Arendt, que siguió día a día el juicio contra el jerarca nazi Adolf Eichmann (el único que fue juzgado y condenado por un tribunal judío), sostiene que, a pesar de los esfuerzos del fiscal para presentar a Eichmann como un 'monstruo', aquella persona responsable de crímenes horribles contra miles y miles de personas no era otra cosa que un 'payaso' (literalmente, según las propias palabras de Arendt) inca-paz de distinguir el bien del mal. Pero tal incapacidad no tenía nada que ver con patología ninguna, ni con una mentalidad ofuscada por delirios ideológicos. Seis psiquiatras certificaron durante el juicio que Eichmann era un hombre 'normal', e incluso que en sus relaciones con su esposa e hijos, padres, hermanos y amigos era 'no sólo normal, sino ejemplar'. Pero los jueces no pudieron asumir esta conclusión, convencidos de que ninguna persona normal podía haberse prestado a colaborar con unos crímenes tan horribles.

Para Arendt, en cambio, el problema de Eichmann no estribaba en su inmoralidad, en su maldad, sino en su normalidad, una normalidad que, sin embargo, no le facultaba para ponerse en el lugar de sus víctimas: 'No era posible establecer comunicación con él, no porque mintiera, sino porque estaba rodeado por la más segura de las protecciones contra las palabras y la presencia de otros, y por ende contra la realidad como tal'. El libro de Hannah Arendt lleva el subtítulo Un estudio sobre la banalidad del mal. Eichmann era un hombre corriente, un hombre normal. Esto es lo más terrible de todo.

En 1974, Stanley Milgram, psicólogo de la Universidad de Yale, realizó un experimento en virtud de cual individuos normales aplicaban descargas eléctricas a otras personas, descubriendo la facilidad con la que somos capaces de someter a tratos crueles a otros seres, máxime si conseguimos distanciarnos física y psíquicamente de las víctimas. Milgran descubrió, en palabras de uno de los comentaristas de su experimento, al 'Eichmann latente oculto en el hombre corriente'. De ahí la estremecedora facilidad con la que algunos cortan las patas a una docena de perros y los abandonan en su agonía. La misma con la que otros asesinan a un semejante a quien jamás habían visto.

Escribe Zygmunt Bauman en Modernidad y Holocausto que 'el pluralismo es la mejor medicina preventiva para evitar que personas moralmente normales participen en acciones moralmente anormales', ya que 'la voz de la conciencia individual se oye mejor en el tumulto de la discordia política y social'. Es bien sencillo: a más pluralismo, menos espacio social para el idiotismo moral. Algo marcha muy mal en la sociedad y en la política vascas cuando sujetos normales, tan normales que a nadie llaman la atención, tan normales que a cualquiera pasan desapercibidos, son capaces con pasmosa facilidad de 'abolir la certeza de que cada organismo asesinable pertenece a una conciencia sufriente' (Delbanco).
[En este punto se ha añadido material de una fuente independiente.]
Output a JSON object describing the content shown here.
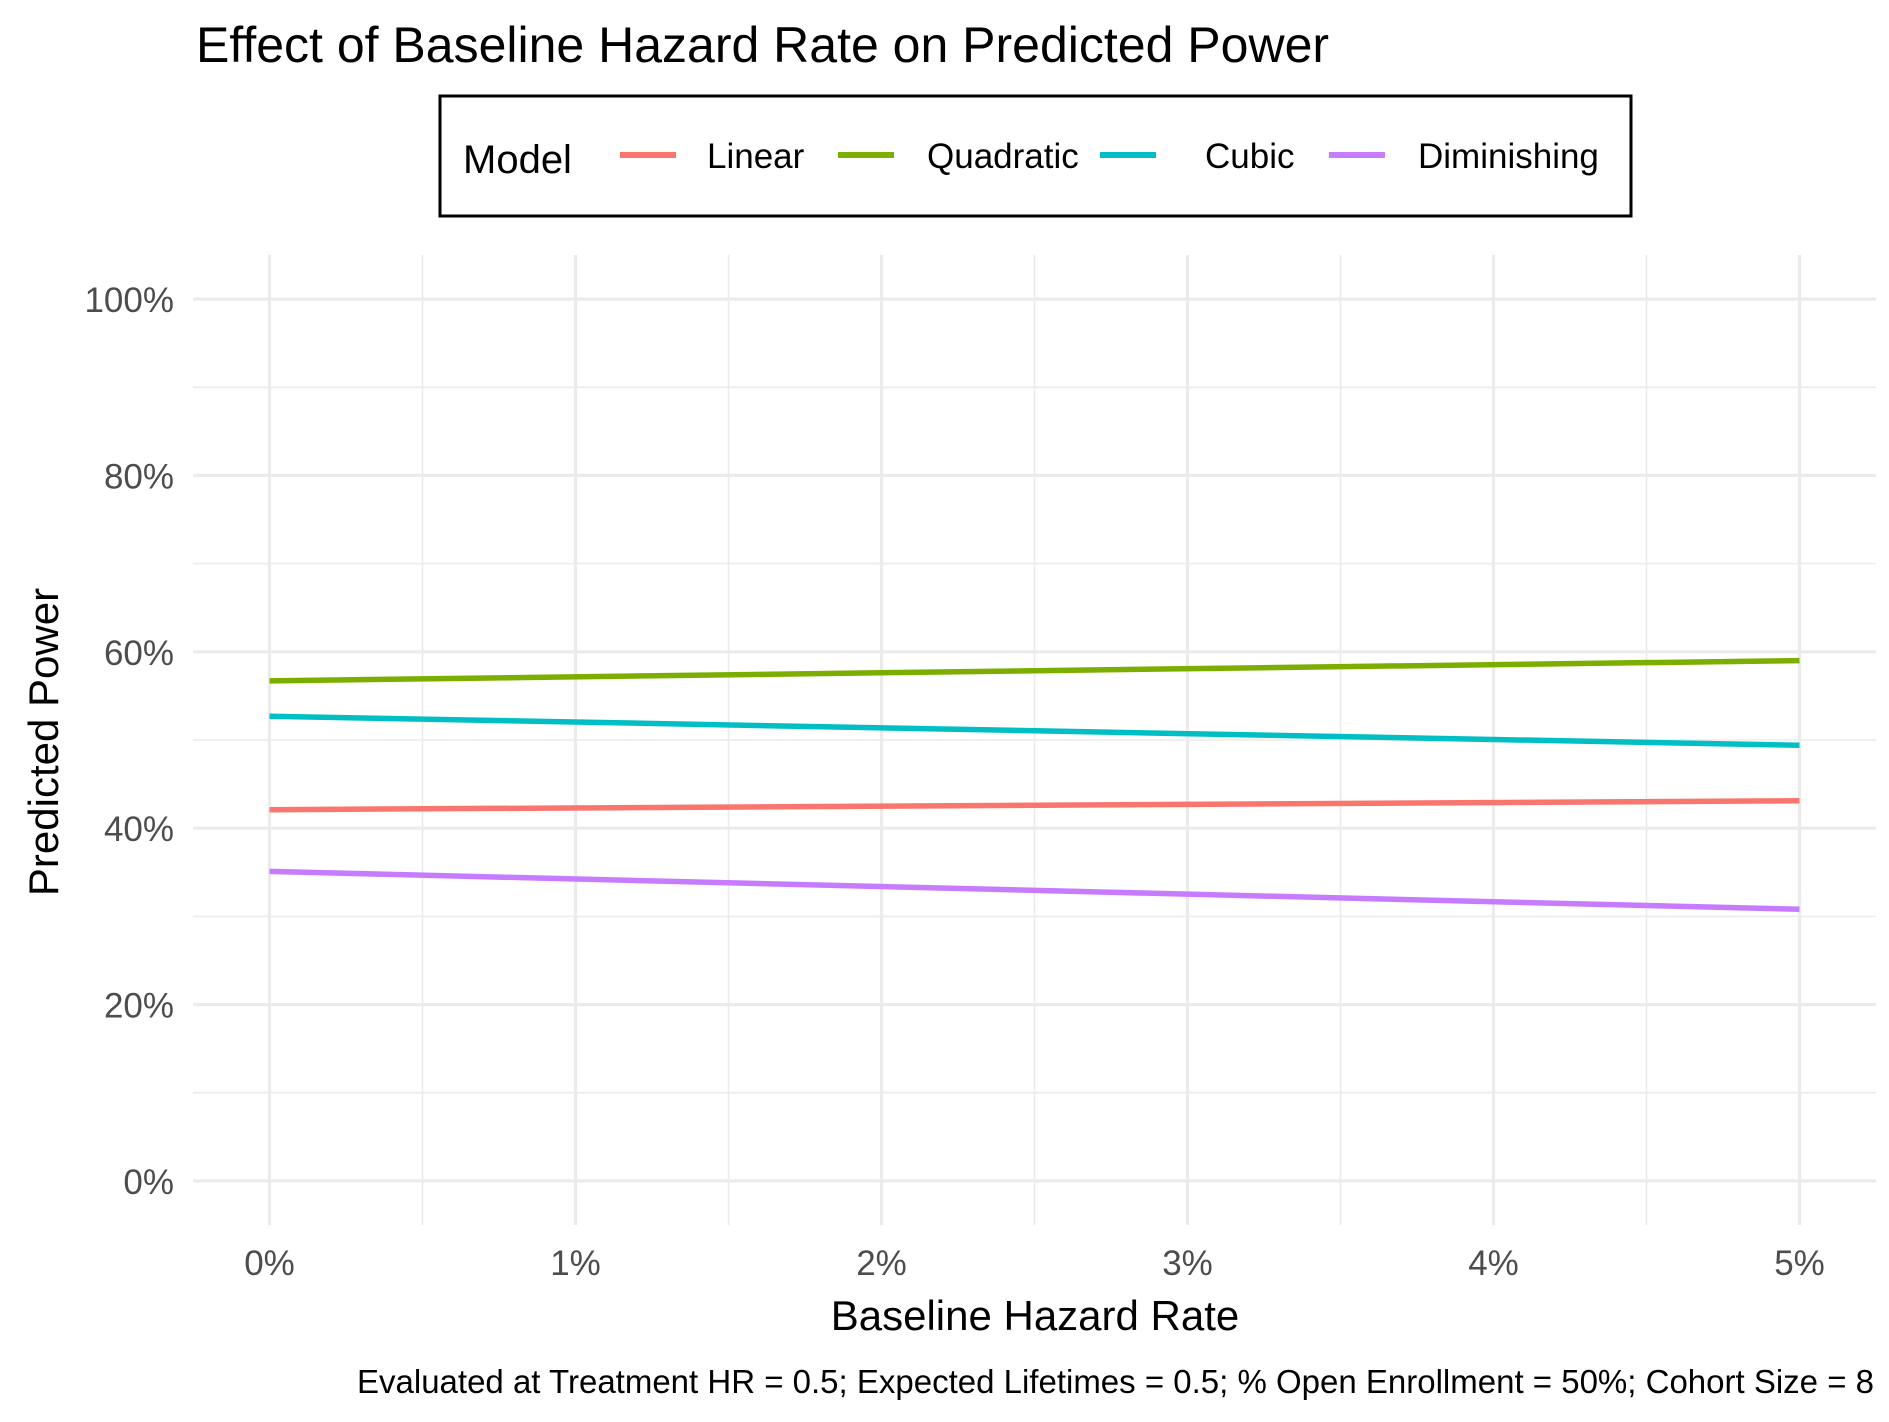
{
  "chart_data": {
    "type": "line",
    "title": "Effect of Baseline Hazard Rate on Predicted Power",
    "xlabel": "Baseline Hazard Rate",
    "ylabel": "Predicted Power",
    "caption": "Evaluated at Treatment HR = 0.5; Expected Lifetimes = 0.5; % Open Enrollment = 50%; Cohort Size = 8",
    "legend": {
      "title": "Model",
      "position": "top"
    },
    "x_ticks": [
      0,
      1,
      2,
      3,
      4,
      5
    ],
    "x_tick_labels": [
      "0%",
      "1%",
      "2%",
      "3%",
      "4%",
      "5%"
    ],
    "y_ticks": [
      0,
      20,
      40,
      60,
      80,
      100
    ],
    "y_tick_labels": [
      "0%",
      "20%",
      "40%",
      "60%",
      "80%",
      "100%"
    ],
    "xlim": [
      -0.25,
      5.25
    ],
    "ylim": [
      -5,
      105
    ],
    "grid": true,
    "series": [
      {
        "name": "Linear",
        "color": "#F8766D",
        "x": [
          0,
          5
        ],
        "values": [
          42.1,
          43.1
        ]
      },
      {
        "name": "Quadratic",
        "color": "#7CAE00",
        "x": [
          0,
          5
        ],
        "values": [
          56.7,
          59.0
        ]
      },
      {
        "name": "Cubic",
        "color": "#00BFC4",
        "x": [
          0,
          5
        ],
        "values": [
          52.7,
          49.4
        ]
      },
      {
        "name": "Diminishing",
        "color": "#C77CFF",
        "x": [
          0,
          5
        ],
        "values": [
          35.1,
          30.8
        ]
      }
    ]
  }
}
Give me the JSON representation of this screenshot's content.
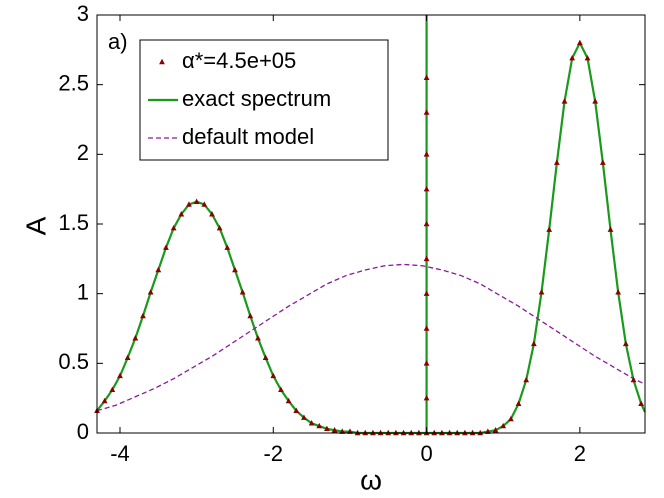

Y eso que marcha mal, eso que falla en Euskadi, tiene poco que ver con cuestiones políticas susceptibles de ser sometidas a la discusión razonable, incluso si tal discusión se vuelve airada. Tales cuestiones son secundarias. Igual que cortar las patas a un perro tiene poco que ver con otra cosa que no sea ese idiotismo moral que convierte el horror en un asunto banal.